The standard electrode potential of a ${\mathrm{Cl}}_2/{\mathrm{Cl}}^{-}$ half-cell is $+1.36 \mathrm{V}$. This ${\mathrm{Cl}}_2/{\mathrm{Cl}}^{-}$ half-cell was connected to a standard half-cell containing solid iodine in equilibrium with iodide ions. The standard electrode potential of an ${\mathrm{I}}_2/{\mathrm{I}}^{-}$ half-cell is $+0.54 \mathrm{V}$. Calculate the standard cell voltage for this cell.

In the presence of acid, the manganate($\mathrm{VII}$) ion is a powerful oxidising agent. The half-equation for its reduction in acid solution is:

${{\mathrm{MnO}}_4}^{-}\left(\mathrm{aq}\right)+8{\mathrm{H}}^{+}+5{\mathrm{e}}^{-}\stackrel{ }{\rightleftharpoons }{\mathrm{Mn}}^{2+}\left(\mathrm{aq}\right)+4{\mathrm{H}}_2\mathrm{O}\left(\mathrm{l}\right): {\mathrm{E}}^{°}=+1.51 \mathrm{V}$

Explain why the presence of an acid is necessary for the ${{\mathrm{MnO}}_4}^{-}\left(\mathrm{aq}\right)$ to function as an oxidising agent.

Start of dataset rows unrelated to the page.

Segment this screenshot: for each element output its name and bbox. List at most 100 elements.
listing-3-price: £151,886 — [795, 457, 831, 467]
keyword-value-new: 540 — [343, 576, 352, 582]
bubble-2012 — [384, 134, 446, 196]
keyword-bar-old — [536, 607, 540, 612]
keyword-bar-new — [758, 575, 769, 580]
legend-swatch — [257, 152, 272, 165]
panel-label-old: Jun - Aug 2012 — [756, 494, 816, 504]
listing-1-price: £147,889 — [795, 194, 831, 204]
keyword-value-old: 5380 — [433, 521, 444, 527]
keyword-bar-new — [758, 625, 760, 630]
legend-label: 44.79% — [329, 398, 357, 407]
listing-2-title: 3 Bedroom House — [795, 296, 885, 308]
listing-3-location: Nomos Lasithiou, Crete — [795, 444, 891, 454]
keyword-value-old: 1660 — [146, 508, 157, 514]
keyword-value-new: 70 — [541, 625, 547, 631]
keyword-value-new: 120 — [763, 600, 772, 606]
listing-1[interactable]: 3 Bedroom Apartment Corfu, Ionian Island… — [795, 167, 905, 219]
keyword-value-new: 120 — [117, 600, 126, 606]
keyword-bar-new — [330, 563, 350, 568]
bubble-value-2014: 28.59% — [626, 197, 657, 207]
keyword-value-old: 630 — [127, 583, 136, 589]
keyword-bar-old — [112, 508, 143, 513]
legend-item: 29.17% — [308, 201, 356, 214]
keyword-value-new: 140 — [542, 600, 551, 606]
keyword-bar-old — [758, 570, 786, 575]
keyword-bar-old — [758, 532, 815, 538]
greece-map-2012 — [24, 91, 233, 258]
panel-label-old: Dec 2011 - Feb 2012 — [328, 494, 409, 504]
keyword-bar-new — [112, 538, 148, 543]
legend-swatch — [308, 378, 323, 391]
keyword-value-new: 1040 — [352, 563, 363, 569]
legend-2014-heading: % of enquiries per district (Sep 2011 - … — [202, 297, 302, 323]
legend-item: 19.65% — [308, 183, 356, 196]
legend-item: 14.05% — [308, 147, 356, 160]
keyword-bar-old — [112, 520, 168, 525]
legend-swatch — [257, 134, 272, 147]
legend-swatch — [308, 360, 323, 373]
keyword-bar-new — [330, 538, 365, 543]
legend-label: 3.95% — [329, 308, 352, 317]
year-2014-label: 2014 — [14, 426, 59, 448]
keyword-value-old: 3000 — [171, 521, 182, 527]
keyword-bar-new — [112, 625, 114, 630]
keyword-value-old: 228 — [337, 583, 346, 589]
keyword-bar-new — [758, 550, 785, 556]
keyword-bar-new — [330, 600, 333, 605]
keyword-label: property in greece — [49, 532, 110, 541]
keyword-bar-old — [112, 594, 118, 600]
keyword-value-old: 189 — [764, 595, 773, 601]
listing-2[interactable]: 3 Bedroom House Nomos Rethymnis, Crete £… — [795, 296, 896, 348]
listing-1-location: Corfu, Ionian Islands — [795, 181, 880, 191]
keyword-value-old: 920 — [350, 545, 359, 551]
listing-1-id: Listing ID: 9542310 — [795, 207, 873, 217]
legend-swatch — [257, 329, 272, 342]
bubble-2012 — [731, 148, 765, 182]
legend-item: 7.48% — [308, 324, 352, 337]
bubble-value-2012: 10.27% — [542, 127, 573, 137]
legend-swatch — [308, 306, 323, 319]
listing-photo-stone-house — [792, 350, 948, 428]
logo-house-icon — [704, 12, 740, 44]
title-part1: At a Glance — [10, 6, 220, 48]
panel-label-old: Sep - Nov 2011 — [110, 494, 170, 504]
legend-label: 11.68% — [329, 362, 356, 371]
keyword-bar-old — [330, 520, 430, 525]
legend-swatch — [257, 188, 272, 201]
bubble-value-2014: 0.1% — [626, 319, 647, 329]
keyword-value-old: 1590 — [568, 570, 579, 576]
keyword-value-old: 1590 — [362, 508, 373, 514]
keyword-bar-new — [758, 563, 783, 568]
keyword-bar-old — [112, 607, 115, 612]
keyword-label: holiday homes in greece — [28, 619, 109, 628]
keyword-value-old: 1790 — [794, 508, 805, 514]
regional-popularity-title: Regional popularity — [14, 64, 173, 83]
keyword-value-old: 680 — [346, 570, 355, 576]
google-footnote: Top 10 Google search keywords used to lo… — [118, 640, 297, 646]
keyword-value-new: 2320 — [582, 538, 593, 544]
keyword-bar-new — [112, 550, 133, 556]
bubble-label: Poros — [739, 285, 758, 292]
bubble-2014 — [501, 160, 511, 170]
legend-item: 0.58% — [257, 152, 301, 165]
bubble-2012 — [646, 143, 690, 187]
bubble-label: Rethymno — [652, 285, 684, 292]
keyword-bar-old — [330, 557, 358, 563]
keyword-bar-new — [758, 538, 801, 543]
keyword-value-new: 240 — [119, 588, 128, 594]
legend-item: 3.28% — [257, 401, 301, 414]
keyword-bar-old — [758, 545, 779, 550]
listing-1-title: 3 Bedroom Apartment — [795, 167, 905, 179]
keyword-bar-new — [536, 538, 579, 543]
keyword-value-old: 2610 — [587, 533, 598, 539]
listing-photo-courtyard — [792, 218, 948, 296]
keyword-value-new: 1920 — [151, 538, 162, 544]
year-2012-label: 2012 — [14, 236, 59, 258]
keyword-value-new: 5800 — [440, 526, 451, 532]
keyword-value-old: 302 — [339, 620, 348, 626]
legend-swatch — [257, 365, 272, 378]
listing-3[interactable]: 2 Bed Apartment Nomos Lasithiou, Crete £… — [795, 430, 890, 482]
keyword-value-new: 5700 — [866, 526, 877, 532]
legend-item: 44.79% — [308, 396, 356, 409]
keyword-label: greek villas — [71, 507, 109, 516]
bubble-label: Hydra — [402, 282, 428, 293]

In the presence of acid, the manganate($\mathrm{VII}$) ion is a powerful oxidising agent. The half-equation for its reduction in acid solution is:

${{\mathrm{MnO}}_4}^{-}\left(\mathrm{aq}\right)+8{\mathrm{H}}^{+}+5{\mathrm{e}}^{-}\stackrel{ }{\rightleftharpoons }{\mathrm{Mn}}^{2+}\left(\mathrm{aq}\right)+4{\mathrm{H}}_2\mathrm{O}\left(\mathrm{l}\right): {\mathrm{E}}^{°}=+1.51 \mathrm{V}$

Give two reasons for${{\mathrm{MnO}}_4}^{-}\left(\mathrm{aq}\right)$ acting as an oxidising agent in acidic solution.

Liquid bromine is added to an aqueous solution of potassium iodide. The following reaction takes place:

 ${\mathrm{Br}}_2\left(\mathrm{l}\right)+2{\mathrm{I}}^{-}\left(\mathrm{aq}\right)\stackrel{ }{\stackrel{ }{\rightleftharpoons }}2{\mathrm{Br}}^{-}\left(\mathrm{aq}\right)+{\mathrm{I}}_2\left(\mathrm{aq}\right): {\mathrm{E}}^{°}=+0.53 \mathrm{V}$

Write two half-equations for this reaction.

Liquid bromine is added to an aqueous solution of potassium iodide. The following reaction takes place:

 ${\mathrm{Br}}_2\left(\mathrm{l}\right)+2{\mathrm{I}}^{-}\left(\mathrm{aq}\right)\stackrel{ }{\stackrel{ }{\rightleftharpoons }}2{\mathrm{Br}}^{-}\left(\mathrm{aq}\right)+{\mathrm{I}}_2\left(\mathrm{aq}\right): {\mathrm{E}}^{°}=+0.53 \mathrm{V}$

Draw a labelled diagram to show two linked half-cells that could be used to measure the standard cell potential for this reaction. 

Liquid bromine is added to an aqueous solution of potassium iodide. The following reaction takes place:

 ${\mathrm{Br}}_2\left(\mathrm{l}\right)+2{\mathrm{I}}^{-}\left(\mathrm{aq}\right)\stackrel{ }{\stackrel{ }{\rightleftharpoons }}2{\mathrm{Br}}^{-}\left(\mathrm{aq}\right)+{\mathrm{I}}_2\left(\mathrm{aq}\right): {\mathrm{E}}^{°}=+0.53 \mathrm{V}$

The standard cell potential for this reaction is $+0.53 \mathrm{V}$. State whether the position of equilibrium favours the reactants or the products. Explain your answer.